= Kon (magazine) =

Former Kurdish-language magazine of the MHP
Kon was a Kurdish language magazine published by the MHP in Turkey in 1979. The magazine was seen as the most liberal act by the MHP, especially at the time.

== History ==
The magazine was first published by Alparslan Türkeş in January 1979, and had published only one issue. The letters Q, W, and X, were used, despite being against the law at the time. Immediately after the distribution of the magazine, which printed 10 thousand issues, two Grey Wolves members who distributed the magazines were killed in Elazığ and Şanlıurfa by the PKK, a small group at that time. In the magazine, it stated that the Turkish nation equally consisted of "Alevis, Sunnis, Turkmens, and Kurds". It was mostly written in a broken Turkish vernacular commonly spoken by Kurds, with one story fully written in Kurdish.
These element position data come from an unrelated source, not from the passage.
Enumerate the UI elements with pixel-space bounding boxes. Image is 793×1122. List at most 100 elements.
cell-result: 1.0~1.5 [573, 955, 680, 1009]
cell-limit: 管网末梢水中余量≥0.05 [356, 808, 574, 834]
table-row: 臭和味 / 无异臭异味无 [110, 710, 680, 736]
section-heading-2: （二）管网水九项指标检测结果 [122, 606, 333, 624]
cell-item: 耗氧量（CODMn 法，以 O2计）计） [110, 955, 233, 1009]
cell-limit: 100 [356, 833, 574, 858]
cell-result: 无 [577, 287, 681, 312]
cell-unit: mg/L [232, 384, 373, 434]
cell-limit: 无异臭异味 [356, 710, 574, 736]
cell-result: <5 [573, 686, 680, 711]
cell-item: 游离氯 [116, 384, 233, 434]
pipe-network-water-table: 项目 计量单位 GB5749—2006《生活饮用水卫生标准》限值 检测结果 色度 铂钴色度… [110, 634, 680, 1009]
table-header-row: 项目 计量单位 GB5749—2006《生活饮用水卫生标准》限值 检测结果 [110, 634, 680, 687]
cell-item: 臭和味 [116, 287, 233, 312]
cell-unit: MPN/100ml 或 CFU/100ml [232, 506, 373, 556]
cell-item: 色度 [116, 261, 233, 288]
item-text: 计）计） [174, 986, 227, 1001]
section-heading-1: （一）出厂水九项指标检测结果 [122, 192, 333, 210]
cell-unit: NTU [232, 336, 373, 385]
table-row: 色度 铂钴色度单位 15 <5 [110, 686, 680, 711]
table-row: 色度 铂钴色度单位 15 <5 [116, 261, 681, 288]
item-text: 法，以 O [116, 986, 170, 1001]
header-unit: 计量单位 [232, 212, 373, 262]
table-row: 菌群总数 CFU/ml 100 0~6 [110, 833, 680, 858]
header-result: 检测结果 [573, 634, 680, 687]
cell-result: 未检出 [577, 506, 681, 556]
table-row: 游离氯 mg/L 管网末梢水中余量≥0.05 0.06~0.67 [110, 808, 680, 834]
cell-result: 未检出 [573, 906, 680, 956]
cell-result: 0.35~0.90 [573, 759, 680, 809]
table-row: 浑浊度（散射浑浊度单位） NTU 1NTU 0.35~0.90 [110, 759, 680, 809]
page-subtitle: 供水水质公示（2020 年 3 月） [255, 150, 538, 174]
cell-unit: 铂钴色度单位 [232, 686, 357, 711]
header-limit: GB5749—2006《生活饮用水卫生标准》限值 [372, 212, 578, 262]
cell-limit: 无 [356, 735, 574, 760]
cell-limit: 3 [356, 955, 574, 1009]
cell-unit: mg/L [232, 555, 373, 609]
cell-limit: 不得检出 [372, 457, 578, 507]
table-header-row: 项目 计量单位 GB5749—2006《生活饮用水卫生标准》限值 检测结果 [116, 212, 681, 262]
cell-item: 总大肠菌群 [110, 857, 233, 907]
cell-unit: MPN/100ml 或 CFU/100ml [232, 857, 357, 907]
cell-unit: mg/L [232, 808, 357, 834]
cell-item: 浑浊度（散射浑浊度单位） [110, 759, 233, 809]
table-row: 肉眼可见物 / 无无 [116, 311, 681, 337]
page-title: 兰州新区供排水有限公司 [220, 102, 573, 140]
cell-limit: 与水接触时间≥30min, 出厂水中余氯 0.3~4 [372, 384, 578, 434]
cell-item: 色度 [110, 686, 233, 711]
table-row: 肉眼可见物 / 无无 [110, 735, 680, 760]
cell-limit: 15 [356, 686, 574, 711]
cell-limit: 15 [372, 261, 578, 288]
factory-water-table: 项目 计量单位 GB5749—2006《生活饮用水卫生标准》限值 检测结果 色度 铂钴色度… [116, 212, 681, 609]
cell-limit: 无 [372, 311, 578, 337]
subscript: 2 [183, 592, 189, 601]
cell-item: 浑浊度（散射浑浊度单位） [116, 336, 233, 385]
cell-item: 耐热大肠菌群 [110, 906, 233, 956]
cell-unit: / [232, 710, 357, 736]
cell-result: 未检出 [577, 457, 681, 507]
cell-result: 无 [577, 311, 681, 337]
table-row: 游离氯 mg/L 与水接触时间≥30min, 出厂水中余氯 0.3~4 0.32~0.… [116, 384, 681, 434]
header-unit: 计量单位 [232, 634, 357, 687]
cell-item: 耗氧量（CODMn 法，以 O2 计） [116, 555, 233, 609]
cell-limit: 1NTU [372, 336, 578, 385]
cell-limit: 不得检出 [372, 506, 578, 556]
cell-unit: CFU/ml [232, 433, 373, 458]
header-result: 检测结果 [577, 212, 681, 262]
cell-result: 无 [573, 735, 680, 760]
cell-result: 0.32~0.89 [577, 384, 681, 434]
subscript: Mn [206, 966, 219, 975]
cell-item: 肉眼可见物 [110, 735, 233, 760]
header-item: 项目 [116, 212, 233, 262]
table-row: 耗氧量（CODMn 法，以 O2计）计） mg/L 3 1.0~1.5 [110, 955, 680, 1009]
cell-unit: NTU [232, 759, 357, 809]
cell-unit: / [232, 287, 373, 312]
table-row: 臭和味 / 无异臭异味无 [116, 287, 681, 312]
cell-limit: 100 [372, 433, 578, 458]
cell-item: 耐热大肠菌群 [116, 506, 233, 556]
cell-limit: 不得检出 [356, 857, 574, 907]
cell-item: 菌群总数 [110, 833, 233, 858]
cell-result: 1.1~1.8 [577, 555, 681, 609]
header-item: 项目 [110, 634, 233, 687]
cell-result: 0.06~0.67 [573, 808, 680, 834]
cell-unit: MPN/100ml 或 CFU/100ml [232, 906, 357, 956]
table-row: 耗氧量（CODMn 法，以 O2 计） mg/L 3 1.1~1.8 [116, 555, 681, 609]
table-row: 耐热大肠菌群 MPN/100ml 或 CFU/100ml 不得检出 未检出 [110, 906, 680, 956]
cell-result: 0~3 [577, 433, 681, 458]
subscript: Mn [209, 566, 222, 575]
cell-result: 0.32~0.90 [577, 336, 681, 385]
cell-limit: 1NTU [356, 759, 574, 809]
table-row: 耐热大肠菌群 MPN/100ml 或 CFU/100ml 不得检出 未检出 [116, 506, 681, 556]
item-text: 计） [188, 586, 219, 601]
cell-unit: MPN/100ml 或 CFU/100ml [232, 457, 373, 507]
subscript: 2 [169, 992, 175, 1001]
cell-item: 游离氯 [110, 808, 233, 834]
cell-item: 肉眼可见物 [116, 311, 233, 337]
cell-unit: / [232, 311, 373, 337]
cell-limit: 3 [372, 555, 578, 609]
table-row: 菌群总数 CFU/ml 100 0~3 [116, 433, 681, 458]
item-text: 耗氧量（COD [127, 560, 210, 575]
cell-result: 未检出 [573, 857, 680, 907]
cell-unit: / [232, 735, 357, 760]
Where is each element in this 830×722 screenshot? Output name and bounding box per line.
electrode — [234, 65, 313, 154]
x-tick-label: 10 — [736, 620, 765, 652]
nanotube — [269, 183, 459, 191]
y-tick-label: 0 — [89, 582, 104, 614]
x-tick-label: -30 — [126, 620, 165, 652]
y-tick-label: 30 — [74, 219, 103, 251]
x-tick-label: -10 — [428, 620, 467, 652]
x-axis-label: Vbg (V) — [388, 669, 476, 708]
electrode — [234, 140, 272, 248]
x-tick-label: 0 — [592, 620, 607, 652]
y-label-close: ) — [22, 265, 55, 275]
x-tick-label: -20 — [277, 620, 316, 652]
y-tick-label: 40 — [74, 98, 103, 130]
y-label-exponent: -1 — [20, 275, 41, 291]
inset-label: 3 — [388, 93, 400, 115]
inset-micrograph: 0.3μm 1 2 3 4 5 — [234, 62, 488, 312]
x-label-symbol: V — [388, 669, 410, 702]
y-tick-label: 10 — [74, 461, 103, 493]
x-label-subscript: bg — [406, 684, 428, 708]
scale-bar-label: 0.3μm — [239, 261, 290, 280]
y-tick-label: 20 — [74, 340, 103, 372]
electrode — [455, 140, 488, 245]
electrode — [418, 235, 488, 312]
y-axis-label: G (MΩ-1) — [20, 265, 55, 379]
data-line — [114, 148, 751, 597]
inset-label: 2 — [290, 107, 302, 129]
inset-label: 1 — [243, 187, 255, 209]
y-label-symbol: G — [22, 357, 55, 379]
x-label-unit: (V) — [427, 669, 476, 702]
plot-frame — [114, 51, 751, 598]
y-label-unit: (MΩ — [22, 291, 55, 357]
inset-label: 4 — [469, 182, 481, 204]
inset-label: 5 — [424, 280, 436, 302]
In the magazine, the CHP was condemned for various abuses against Kurds. MHP rhetoric on Kon magazine was sharply different from official MHP rhetoric. Shortly after its first issue, the magazine was closed by the Turkish government. The official statement was "Kawa, Roja Welat, Özgürlük Yolu, Halkın Kurtuluşu, and Kon Magazine, which make divisive and destructive publications in Turkey, have been closed indefinitely."